Una de las cosas más extrañas y dolientes es la actitud de muchos ante la Iglesia: se consideran católicos, incluso hasta pueden ir a Misa los domingos, pero la Iglesia es para ellos una realidad ajena, en la que no están involucrados, y si hablan de ella, no es precisamente para defenderla, sino para criticarla. La Iglesia es simplemente cosa de curas y monjas. Creo que puede ser interesante que nos preguntemos, si, aparte de considerarme católico, me considero miembro de la Iglesia.

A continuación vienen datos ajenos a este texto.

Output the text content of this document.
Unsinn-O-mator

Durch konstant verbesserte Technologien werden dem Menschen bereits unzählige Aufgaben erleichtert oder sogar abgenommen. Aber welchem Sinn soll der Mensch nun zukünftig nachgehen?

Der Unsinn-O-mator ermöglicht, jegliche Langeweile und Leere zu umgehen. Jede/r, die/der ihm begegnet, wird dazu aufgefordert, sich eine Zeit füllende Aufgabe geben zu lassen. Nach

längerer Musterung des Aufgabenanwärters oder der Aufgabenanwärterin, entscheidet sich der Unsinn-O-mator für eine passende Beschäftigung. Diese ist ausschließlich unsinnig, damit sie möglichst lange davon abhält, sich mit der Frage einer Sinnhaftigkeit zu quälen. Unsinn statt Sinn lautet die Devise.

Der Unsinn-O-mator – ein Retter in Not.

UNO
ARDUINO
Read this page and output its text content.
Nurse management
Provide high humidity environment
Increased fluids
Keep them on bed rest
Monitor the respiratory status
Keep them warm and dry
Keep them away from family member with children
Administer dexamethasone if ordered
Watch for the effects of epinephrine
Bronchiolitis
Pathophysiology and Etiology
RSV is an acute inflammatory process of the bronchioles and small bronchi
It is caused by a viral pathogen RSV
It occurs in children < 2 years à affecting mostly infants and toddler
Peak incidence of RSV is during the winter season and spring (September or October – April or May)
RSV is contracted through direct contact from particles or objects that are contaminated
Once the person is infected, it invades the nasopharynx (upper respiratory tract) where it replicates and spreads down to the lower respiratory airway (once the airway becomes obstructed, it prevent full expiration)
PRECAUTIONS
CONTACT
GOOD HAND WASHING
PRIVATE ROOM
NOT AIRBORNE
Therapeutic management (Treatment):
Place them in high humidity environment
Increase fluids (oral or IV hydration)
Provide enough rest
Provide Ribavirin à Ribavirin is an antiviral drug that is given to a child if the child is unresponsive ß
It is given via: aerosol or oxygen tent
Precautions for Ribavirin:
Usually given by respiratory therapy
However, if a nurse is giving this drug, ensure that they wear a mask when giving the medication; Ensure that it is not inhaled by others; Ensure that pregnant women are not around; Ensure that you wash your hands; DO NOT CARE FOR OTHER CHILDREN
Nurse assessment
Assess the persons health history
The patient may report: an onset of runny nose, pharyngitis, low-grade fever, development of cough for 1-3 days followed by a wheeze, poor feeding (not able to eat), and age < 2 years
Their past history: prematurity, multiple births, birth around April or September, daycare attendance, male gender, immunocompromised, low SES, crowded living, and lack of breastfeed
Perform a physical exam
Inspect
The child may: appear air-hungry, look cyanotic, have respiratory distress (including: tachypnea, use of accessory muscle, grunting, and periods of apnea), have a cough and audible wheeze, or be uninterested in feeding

Lo primero que tenemos que hacer es enterarnos qué es la Iglesia. En el Catecismo de la Iglesia Católica, en su número 777, nos encontramos con la siguiente definición de Iglesia, definición que por el lugar donde se encuentra, la podemos llamar tranquilamente la definición que la Iglesia Católica da de sí misma: “La palabra Iglesia designa la asamblea de aquéllos a quienes convoca la Palabra de Dios para formar el Pueblo de Dios y que, alimentados con el Cuerpo de Cristo, se convierten ellos mismos en Cuerpo de Cristo”.
Y ahora viene la pregunta que hay que hacerse: “¿Yo, soy Iglesia?”, o lo que es por lo menos muy parecido: “¿cumplo las condiciones de la definición?”. Creo que eso tenemos que planteárnoslo muy en serio. Que la Iglesia es la Asamblea de los fieles cristianos, más o menos lo sabíamos, y que ése es el pegamento que nos une a la Iglesia, también, aunque ese pegamento sea con frecuencia tan débil como el del chicle. Que el que nos ha llamado a ser miembros de la Iglesia es Jesucristo, aunque tal vez apenas nos damos cuenta, también lo sabíamos. Pero que nos llama por medio de su Palabra, de eso muchas veces no tenemos ni idea. Es por tanto uno más de los motivos para leerme la Biblia y en especial los evangelios.
¿Para qué nos convoca la Palabra de Dios? Aquí sí que la respuesta es clara: para convertirnos y creer en el evangelio y formar así el Pueblo de Dios. Todos los convocados somos Pueblo de Dios, no sólo los curas y las monjas, y como no creo que queramos autoexcluirnos, en consecuencia también nosotros también somos Iglesia.
En la narración del mito del pecado original, leemos lo que la serpiente le dice a Eva: “en el momento en que comáis, seréis como Dios”(Gen 3,5). Creo que es algo que a todos nos encantaría: ser como Dios. Pues el Catecismo nos dice que está a nuestro alcance, pero fijémonos en el camino: alimentados con el Cuerpo de Cristo, nos convertimos nosotros mismos en Cuerpo de Cristo. Alimentarse con el Cuerpo de Cristo es, evidentemente, recibir la Comunión. Esto nos plantea un montón de cosas. Para empezar, si no dejo demasiado fácilmente de comulgar. Indudablemente, la mejor oración, la más importante que podemos hacer, es recibir a Jesús en la Comunión. Y ello nos lleva a tener seguramente que lamentarnos de nuestra ligereza y pereza. Simplemente porque me aburro, dejamos muchos domingos de ir a Misa y comulgar. Para evitar el aburrimiento, pongamos los medios. Vayamos a los primeros bancos y no nos pongamos a oír Misa detrás de una columna. Procuremos estar atentos y rezar. Porque el premio es muy importante: ser yo mismo Cuerpo de Cristo, por supuesto sin perder mi individualidad ni mi personalidad. Y san Pablo lo confirma cuando nos dice que somos hijos de Dios por adopción.
Y vuelvo a la palabra asamblea: ¿quiénes la componemos? No sólo estamos con la Virgen y los Santos, sino con muchísimas otras personas de todas las edades y condición social. Pensemos en el ejemplo que nos dan los jóvenes en las JMJ. Los creyentes no sólo no somos bichos raros, sino que creemos en el sentido de la vida y somos portadores de esperanza. Estoy muy orgulloso de la labor de nuestros misioneros y, desde luego, ninguna institución del mundo hace más por los pobres y marginados que la Iglesia Católica. Si nos consideramos miembros de la Iglesia, hay una cosa clara: por serlo, no somos bichos raros. Hay muchos, muchísimos, que piensan como nosotros, pero hay que acostumbrarse a dar la cara. Y esto vale para todos los creyentes. Es increíble que nos dejemos apabullar por unos individuos que ni saben el sentido de la vida, ni tienen esperanza, y cuando presumen de ayudar a los pobres, protagonizan escándalos mayúsculos.